New York • Capital One Financial Corp. said Thursday that second-quarter profit rose 8 percent as it set aside less money for bad loans and its domestic card business returned to growth.

McLean, Va.-based Capital One said net income after paying preferred dividends rose to $1.18 billion, or $2.04 per share, in the three months ended June 30. That compares with net income of $1.09 billion, or $1.85 per share, in the same period a year earlier.

The results exceeded the average forecast of analysts polled by FactSet, who had predicted earnings of $1.82 per share.

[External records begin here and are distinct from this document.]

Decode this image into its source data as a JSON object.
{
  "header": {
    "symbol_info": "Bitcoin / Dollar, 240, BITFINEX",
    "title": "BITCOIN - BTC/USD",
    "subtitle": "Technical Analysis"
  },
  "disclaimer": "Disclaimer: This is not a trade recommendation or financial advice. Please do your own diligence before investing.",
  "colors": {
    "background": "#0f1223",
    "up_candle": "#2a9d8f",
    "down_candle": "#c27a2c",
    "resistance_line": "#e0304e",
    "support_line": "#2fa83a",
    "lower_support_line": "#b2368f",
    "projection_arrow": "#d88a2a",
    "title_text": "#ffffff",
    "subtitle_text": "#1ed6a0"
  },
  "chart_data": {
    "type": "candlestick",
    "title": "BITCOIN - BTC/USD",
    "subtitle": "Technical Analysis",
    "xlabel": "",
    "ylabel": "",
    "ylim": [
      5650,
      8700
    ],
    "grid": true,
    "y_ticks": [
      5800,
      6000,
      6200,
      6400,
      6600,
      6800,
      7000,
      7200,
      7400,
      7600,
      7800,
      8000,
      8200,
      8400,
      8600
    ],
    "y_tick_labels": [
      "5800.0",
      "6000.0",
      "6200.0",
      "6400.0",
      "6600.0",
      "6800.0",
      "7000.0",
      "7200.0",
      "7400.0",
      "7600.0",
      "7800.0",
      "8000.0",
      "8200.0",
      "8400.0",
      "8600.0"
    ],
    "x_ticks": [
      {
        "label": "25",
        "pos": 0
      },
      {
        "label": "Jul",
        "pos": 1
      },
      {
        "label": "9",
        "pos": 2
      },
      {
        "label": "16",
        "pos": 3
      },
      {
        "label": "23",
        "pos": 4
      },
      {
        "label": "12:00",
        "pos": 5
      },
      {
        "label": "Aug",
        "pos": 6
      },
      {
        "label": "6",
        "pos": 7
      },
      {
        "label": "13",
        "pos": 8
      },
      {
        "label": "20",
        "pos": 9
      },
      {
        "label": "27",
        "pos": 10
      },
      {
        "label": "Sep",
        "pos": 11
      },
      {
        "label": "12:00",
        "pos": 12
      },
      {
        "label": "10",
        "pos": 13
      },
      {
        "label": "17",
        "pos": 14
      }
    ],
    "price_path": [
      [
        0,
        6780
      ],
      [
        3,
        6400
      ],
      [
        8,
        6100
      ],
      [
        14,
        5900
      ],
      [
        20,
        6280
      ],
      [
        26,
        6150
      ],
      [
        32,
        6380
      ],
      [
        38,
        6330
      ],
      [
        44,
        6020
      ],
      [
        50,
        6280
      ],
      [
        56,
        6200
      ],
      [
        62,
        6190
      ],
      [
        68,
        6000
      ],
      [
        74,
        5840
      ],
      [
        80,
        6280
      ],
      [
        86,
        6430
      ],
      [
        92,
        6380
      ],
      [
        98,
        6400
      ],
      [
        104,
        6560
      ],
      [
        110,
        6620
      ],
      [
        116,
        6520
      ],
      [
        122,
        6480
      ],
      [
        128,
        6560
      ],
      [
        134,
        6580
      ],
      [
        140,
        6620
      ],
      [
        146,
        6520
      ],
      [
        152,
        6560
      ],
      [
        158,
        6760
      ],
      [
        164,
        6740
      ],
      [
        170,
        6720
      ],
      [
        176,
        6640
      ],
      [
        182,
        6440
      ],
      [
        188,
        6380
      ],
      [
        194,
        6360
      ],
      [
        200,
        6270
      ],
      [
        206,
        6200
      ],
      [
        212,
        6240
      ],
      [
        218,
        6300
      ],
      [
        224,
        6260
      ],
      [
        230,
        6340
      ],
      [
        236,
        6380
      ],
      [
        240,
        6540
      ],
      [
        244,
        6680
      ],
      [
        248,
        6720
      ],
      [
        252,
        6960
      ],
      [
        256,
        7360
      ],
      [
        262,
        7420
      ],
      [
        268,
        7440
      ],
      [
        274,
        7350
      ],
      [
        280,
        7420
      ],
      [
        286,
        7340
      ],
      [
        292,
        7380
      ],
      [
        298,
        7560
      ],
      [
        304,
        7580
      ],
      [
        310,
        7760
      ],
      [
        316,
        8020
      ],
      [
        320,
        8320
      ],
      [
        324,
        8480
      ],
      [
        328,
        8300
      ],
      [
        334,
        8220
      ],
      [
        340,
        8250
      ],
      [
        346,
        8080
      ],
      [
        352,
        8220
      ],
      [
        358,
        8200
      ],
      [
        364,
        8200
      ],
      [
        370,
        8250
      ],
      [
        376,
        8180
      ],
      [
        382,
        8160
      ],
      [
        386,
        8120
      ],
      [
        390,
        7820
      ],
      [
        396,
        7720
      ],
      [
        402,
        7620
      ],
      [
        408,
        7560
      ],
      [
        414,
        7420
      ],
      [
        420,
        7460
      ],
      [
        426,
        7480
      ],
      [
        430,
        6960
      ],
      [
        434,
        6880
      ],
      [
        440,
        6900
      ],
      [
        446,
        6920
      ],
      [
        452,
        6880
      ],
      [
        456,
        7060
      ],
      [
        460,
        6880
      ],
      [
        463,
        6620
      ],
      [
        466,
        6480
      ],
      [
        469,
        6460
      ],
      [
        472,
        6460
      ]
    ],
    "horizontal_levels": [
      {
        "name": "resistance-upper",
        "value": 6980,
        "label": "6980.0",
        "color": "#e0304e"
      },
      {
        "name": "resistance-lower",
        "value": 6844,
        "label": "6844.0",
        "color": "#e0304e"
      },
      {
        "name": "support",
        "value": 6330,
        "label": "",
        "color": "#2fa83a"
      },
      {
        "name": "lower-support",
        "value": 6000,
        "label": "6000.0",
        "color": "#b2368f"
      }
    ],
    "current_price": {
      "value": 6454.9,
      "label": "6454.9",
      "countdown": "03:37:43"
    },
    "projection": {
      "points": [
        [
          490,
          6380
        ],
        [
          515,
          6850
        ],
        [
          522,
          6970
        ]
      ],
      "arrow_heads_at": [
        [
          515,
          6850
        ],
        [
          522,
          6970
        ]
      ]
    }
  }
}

Earnings got a boost from lower provisions for credit losses, which fell 8 percent to $704 million, compared to the same period in 2013.

Ending loans from domestic cards climbed 1 percent from a year ago and 4 percent from the first quarter, to $71.17 billion. Auto loan originations jumped 19 percent from a year ago to $5.38 billion.

Revenue fell 3 percent to $5.47 billion from $5.64 billion a year earlier. Analysts had an average forecast of $5.43 billion.

Capital One shares were little changed in after-hours trading. Shares had ended regular trading down $1.89, or 2.2 percent, at $82.49. That compares with a fall of 1.2 percent for the Standard & Poor's 500 index.